Tuesday, March 31, 2009

On being fat and temporarily-abled

I’ve been mulling over something for quite a while and I think I’m finally ready to put it all down. I’ve been worried about writing this because I do not want to offend anyone and if my language is hurtful, please tell me. This is something that I’ve been struggling with and I hope to work through this without alienating anyone. I’ve been having a hard time with being fat and needing a cane.

As a fat woman and a self-proclaimed fat activist, I am extremely conscious of my surroundings and the stereotypes associated with being fat. A very dear virtual-friend coined the term “death-fat” for those of us that the medical field call “morbidly obese.” I love the term death-fat because it sums up all the worries and stress that are wrongly associated with people of size. By looking at an arbitrary correlation of height and weight, doctors are ready to diagnose millions of people with diseases like hypertension and diabetes. Interestingly, there are tons of studies that have proven that weight has nothing to do with hypertension or diabetes, a fact that most of us have at least anecdotal evidence to support. Take me for example, I am about 300 lbs and I don’t have either disease. Moreover, the extreme fat-bias spouted by many doctors is a major reason why my diagnosis took so long. No matter what the symptom- pain, vision loss, fatigue, dizziness, etc- doctors suggested that weight loss would solve all my problems. Yeah, I’m still wondering how much I need to lose in order to see again!

Back to my original point, being death-fat has made me particularly sensitive to how others view me and I’ve taken great pleasure in beating the stereotypes. It is important that I appear healthy, nimble, and strong. So, imagine my difficulty when I started needing a cane.

Now, let me be clear that I try hard to be a full supporter of people with different physical abilities and challenges. I don’t think twice about giving up my seat, making sure a venue is accessible, or (in college) advocating for a more accessible campus. Before my current situation, I would not have considered myself an ablest. But when I think about my feelings surrounding needing a cane, I realize that something within me feels shame for being fat and needing a cane.
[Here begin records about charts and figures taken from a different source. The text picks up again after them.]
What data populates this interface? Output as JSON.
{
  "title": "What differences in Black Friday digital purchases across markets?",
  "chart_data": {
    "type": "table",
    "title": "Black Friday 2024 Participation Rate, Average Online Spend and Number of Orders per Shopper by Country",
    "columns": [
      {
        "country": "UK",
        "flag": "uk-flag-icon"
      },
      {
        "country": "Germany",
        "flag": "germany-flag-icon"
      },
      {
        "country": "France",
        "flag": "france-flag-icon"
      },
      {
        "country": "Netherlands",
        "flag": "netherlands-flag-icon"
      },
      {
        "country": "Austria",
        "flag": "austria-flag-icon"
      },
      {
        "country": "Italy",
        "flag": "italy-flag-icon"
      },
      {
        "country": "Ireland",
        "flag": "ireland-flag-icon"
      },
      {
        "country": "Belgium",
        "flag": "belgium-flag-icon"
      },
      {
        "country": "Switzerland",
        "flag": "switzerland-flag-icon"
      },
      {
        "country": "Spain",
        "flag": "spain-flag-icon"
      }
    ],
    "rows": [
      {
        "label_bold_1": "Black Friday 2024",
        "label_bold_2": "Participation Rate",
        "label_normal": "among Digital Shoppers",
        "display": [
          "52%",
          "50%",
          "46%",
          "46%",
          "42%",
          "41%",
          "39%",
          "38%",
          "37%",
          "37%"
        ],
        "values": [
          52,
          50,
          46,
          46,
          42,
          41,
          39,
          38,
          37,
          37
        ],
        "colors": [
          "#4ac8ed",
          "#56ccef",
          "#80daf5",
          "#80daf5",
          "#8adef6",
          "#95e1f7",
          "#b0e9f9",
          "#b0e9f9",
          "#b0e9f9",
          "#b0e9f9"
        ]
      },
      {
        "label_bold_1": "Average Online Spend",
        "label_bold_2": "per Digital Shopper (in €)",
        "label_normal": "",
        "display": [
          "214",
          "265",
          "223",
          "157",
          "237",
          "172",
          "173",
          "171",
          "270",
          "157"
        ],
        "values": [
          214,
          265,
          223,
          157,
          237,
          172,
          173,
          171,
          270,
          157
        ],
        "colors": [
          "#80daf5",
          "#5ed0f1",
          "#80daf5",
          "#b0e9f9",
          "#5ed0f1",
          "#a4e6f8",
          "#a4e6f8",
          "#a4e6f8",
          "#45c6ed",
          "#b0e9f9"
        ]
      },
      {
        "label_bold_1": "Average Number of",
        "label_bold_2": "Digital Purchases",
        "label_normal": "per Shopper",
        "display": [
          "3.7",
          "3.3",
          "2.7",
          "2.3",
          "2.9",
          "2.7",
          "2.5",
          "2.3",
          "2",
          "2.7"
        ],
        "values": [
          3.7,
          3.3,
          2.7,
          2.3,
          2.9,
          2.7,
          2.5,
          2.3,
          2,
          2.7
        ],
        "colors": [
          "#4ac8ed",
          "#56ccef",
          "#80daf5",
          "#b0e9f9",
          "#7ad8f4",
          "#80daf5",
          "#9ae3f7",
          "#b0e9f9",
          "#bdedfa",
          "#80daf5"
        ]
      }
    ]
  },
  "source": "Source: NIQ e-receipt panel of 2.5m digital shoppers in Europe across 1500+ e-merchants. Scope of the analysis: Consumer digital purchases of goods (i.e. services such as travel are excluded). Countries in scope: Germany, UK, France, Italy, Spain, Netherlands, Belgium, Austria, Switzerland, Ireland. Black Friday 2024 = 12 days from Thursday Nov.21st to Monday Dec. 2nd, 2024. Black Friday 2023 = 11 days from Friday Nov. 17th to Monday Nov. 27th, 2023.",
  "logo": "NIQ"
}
Yes, I have good reason for using it, but it is hard to accept that others may see the cane and think I use it because I am fat. I have become one of those fat-activist who gets caught up on health or appearing healthy, and I forget that ability is not always in our control and there is nothing wrong with having physical differences, regardless of size or shape. I am not happy about this.

How can I call myself a fat-activist and a supporter of people with disabilities, when I have such strong emotions against being a member of both clubs? I can honestly say that if I had one or the other I probably wouldn’t be writing this, but since I’m not losing 150+ lbs overnight and the MS isn’t going away, I have to deal with what’s going on. I have to ignore what others may think of me and take care of myself. And I am. I love my cane and am grateful that I have it.
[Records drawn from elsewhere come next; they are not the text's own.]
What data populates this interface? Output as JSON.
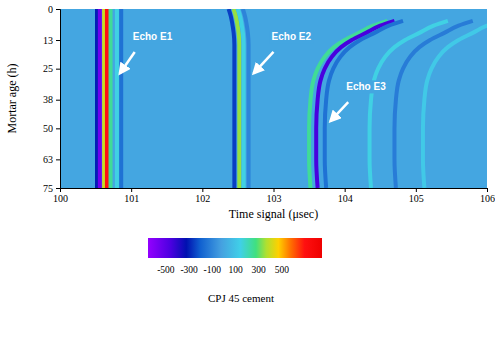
{
  "chart_data": {
    "type": "heatmap",
    "xlabel": "Time signal (μsec)",
    "ylabel": "Mortar age (h)",
    "xlim": [
      100,
      106
    ],
    "xticks": [
      100,
      101,
      102,
      103,
      104,
      105,
      106
    ],
    "ylim": [
      0,
      75
    ],
    "yticks": [
      0,
      13,
      25,
      38,
      50,
      63,
      75
    ],
    "base_value": 0,
    "fringes": [
      {
        "value": -300,
        "x": [
          100.52,
          100.52
        ],
        "y": [
          0,
          75
        ]
      },
      {
        "value": -550,
        "x": [
          100.56,
          100.56
        ],
        "y": [
          0,
          75
        ]
      },
      {
        "value": 400,
        "x": [
          100.62,
          100.62
        ],
        "y": [
          0,
          75
        ]
      },
      {
        "value": 700,
        "x": [
          100.66,
          100.66
        ],
        "y": [
          0,
          75
        ]
      },
      {
        "value": 250,
        "x": [
          100.71,
          100.71
        ],
        "y": [
          0,
          75
        ]
      },
      {
        "value": 150,
        "x": [
          100.8,
          100.8
        ],
        "y": [
          0,
          75
        ]
      },
      {
        "value": -150,
        "x": [
          100.86,
          100.86
        ],
        "y": [
          0,
          75
        ]
      },
      {
        "value": -250,
        "x": [
          102.37,
          102.4,
          102.42,
          102.44,
          102.45,
          102.45
        ],
        "y": [
          0,
          3,
          6,
          10,
          15,
          75
        ]
      },
      {
        "value": 350,
        "x": [
          102.44,
          102.47,
          102.49,
          102.51,
          102.52,
          102.52
        ],
        "y": [
          0,
          3,
          6,
          10,
          15,
          75
        ]
      },
      {
        "value": 150,
        "x": [
          102.5,
          102.53,
          102.55,
          102.57,
          102.58,
          102.58
        ],
        "y": [
          0,
          3,
          6,
          10,
          15,
          75
        ]
      },
      {
        "value": -100,
        "x": [
          102.57,
          102.6,
          102.62,
          102.64,
          102.65,
          102.65
        ],
        "y": [
          0,
          3,
          6,
          10,
          15,
          75
        ]
      },
      {
        "value": 250,
        "x": [
          104.6,
          104.4,
          104.2,
          104.0,
          103.85,
          103.72,
          103.62,
          103.56,
          103.52,
          103.5,
          103.5,
          103.52
        ],
        "y": [
          5,
          7,
          10,
          13,
          16,
          20,
          25,
          30,
          38,
          50,
          63,
          75
        ]
      },
      {
        "value": -450,
        "x": [
          104.7,
          104.5,
          104.3,
          104.1,
          103.95,
          103.82,
          103.72,
          103.66,
          103.62,
          103.6,
          103.6,
          103.62
        ],
        "y": [
          5,
          7,
          10,
          13,
          16,
          20,
          25,
          30,
          38,
          50,
          63,
          75
        ]
      },
      {
        "value": -150,
        "x": [
          104.82,
          104.62,
          104.42,
          104.22,
          104.07,
          103.94,
          103.84,
          103.78,
          103.74,
          103.72,
          103.72,
          103.74
        ],
        "y": [
          5,
          7,
          10,
          13,
          16,
          20,
          25,
          30,
          38,
          50,
          63,
          75
        ]
      },
      {
        "value": 150,
        "x": [
          105.45,
          105.25,
          105.05,
          104.85,
          104.7,
          104.57,
          104.47,
          104.41,
          104.37,
          104.35,
          104.35,
          104.37
        ],
        "y": [
          5,
          7,
          10,
          13,
          16,
          20,
          25,
          30,
          38,
          50,
          63,
          75
        ]
      },
      {
        "value": -120,
        "x": [
          105.8,
          105.6,
          105.4,
          105.2,
          105.05,
          104.92,
          104.82,
          104.76,
          104.72,
          104.7,
          104.7,
          104.72
        ],
        "y": [
          5,
          7,
          10,
          13,
          16,
          20,
          25,
          30,
          38,
          50,
          63,
          75
        ]
      },
      {
        "value": 120,
        "x": [
          106.2,
          106.0,
          105.8,
          105.6,
          105.45,
          105.32,
          105.22,
          105.16,
          105.12,
          105.1,
          105.1,
          105.12
        ],
        "y": [
          5,
          7,
          10,
          13,
          16,
          20,
          25,
          30,
          38,
          50,
          63,
          75
        ]
      }
    ],
    "annotations": [
      {
        "text": "Echo E1",
        "x": 101.3,
        "y": 12,
        "arrow_from": [
          101.05,
          18
        ],
        "arrow_to": [
          100.84,
          27
        ]
      },
      {
        "text": "Echo E2",
        "x": 103.25,
        "y": 12,
        "arrow_from": [
          103.0,
          18
        ],
        "arrow_to": [
          102.72,
          27
        ]
      },
      {
        "text": "Echo E3",
        "x": 104.3,
        "y": 33,
        "arrow_from": [
          104.05,
          39
        ],
        "arrow_to": [
          103.8,
          47
        ]
      }
    ],
    "colorbar": {
      "range": [
        -650,
        850
      ],
      "ticks": [
        -500,
        -300,
        -100,
        100,
        300,
        500
      ],
      "title": "CPJ 45 cement"
    }
  }
}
But there’s still this internal nagging. I feel so ashamed for all the years that I reveled in being 300+ lbs and not having any restrictions. Every time I subconsciously ranked my self higher than another fat person because I could walk without trouble or I was healthy, I violated everything I believe in. I am sorry for that. It is wrong to judge people for their ability or size. And now I know better. I know that abilities are temporary and I am grateful for each day I get whether I can walk or not.

I can’t tell you how awful it felt when I recognized what was going on within me and I hope that anyone who I have discriminated against directly or indirectly will accept my humble apology. I am truly sorry.

I also want to add, that now that my symptoms are so heightened and I often get dizziness or my vision is blurry, I am grateful for the assistance that the cane provides.